鶴翁は天保九年(一八三八)四月、一条忠香公のお召に応じ茶を献じました。
頭に芙蓉巾(心越禅師所用)をかぶり、鶴?衣(売茶翁所用)を着て茶具を荷い、庭で伶人奏楽のなか忠香公を始め諸公に茶を献じました。

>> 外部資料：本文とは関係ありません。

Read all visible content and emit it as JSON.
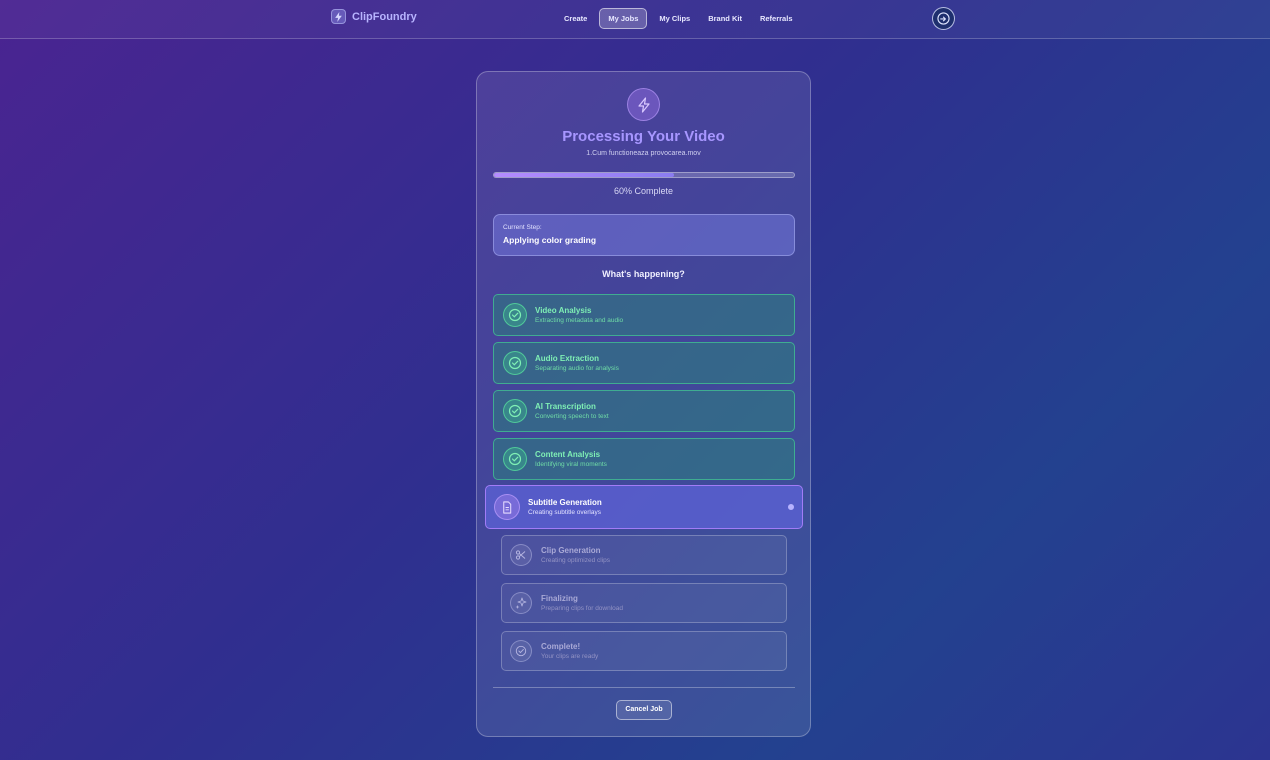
{
  "app": {
    "brand": "ClipFoundry"
  },
  "nav": {
    "items": [
      "Create",
      "My Jobs",
      "My Clips",
      "Brand Kit",
      "Referrals"
    ],
    "active": "My Jobs"
  },
  "header": {
    "avatar_icon": "user-avatar-icon"
  },
  "processing": {
    "title": "Processing Your Video",
    "filename": "1.Cum functioneaza provocarea.mov",
    "progress_percent": 60,
    "progress_text": "60% Complete",
    "current_step_label": "Current Step:",
    "current_step_value": "Applying color grading",
    "section_heading": "What's happening?",
    "steps": [
      {
        "title": "Video Analysis",
        "desc": "Extracting metadata and audio",
        "status": "done",
        "icon": "check-circle-icon"
      },
      {
        "title": "Audio Extraction",
        "desc": "Separating audio for analysis",
        "status": "done",
        "icon": "check-circle-icon"
      },
      {
        "title": "AI Transcription",
        "desc": "Converting speech to text",
        "status": "done",
        "icon": "check-circle-icon"
      },
      {
        "title": "Content Analysis",
        "desc": "Identifying viral moments",
        "status": "done",
        "icon": "check-circle-icon"
      },
      {
        "title": "Subtitle Generation",
        "desc": "Creating subtitle overlays",
        "status": "active",
        "icon": "document-icon"
      },
      {
        "title": "Clip Generation",
        "desc": "Creating optimized clips",
        "status": "pending",
        "icon": "scissors-icon"
      },
      {
        "title": "Finalizing",
        "desc": "Preparing clips for download",
        "status": "pending",
        "icon": "sparkles-icon"
      },
      {
        "title": "Complete!",
        "desc": "Your clips are ready",
        "status": "pending",
        "icon": "check-circle-icon"
      }
    ],
    "cancel_label": "Cancel Job"
  },
  "colors": {
    "accent": "#a796ff",
    "done": "#7ff0b5",
    "active_border": "#af82ff"
  }
}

鶴翁が茶具を荷い、庭を逍遥するさまは「鶴が舞うが如し」とのお言葉を忠香公から賜り、「鶴舞千年樹」の染筆を下賜されました。また次の一首と「鶴翁」の名を賜りました。
千世萬はなと月とに汲そへよ
つるの翁のかめをあつめて
同年九月、忠香公より再度のお召に応じて茶を献じました。
この時「紫の巻」と題する染筆を賜りました。
煎茶といへるはいにしへよりもてはやせり
今難波の花月菴はむかし遊外翁の伝へを得て
茶どうの式をうかつ清雅にして艶なり
天下の妙といふべしちゃを好めるもの
この規短によるへし殊勝のあまり
鶴翁へ
茗にしなふ難波の人の汲茶には
よしとて花も月籠りて
鶴翁の生前には、自ら「鶴翁」の号を用いた文献を確認することができませんでした。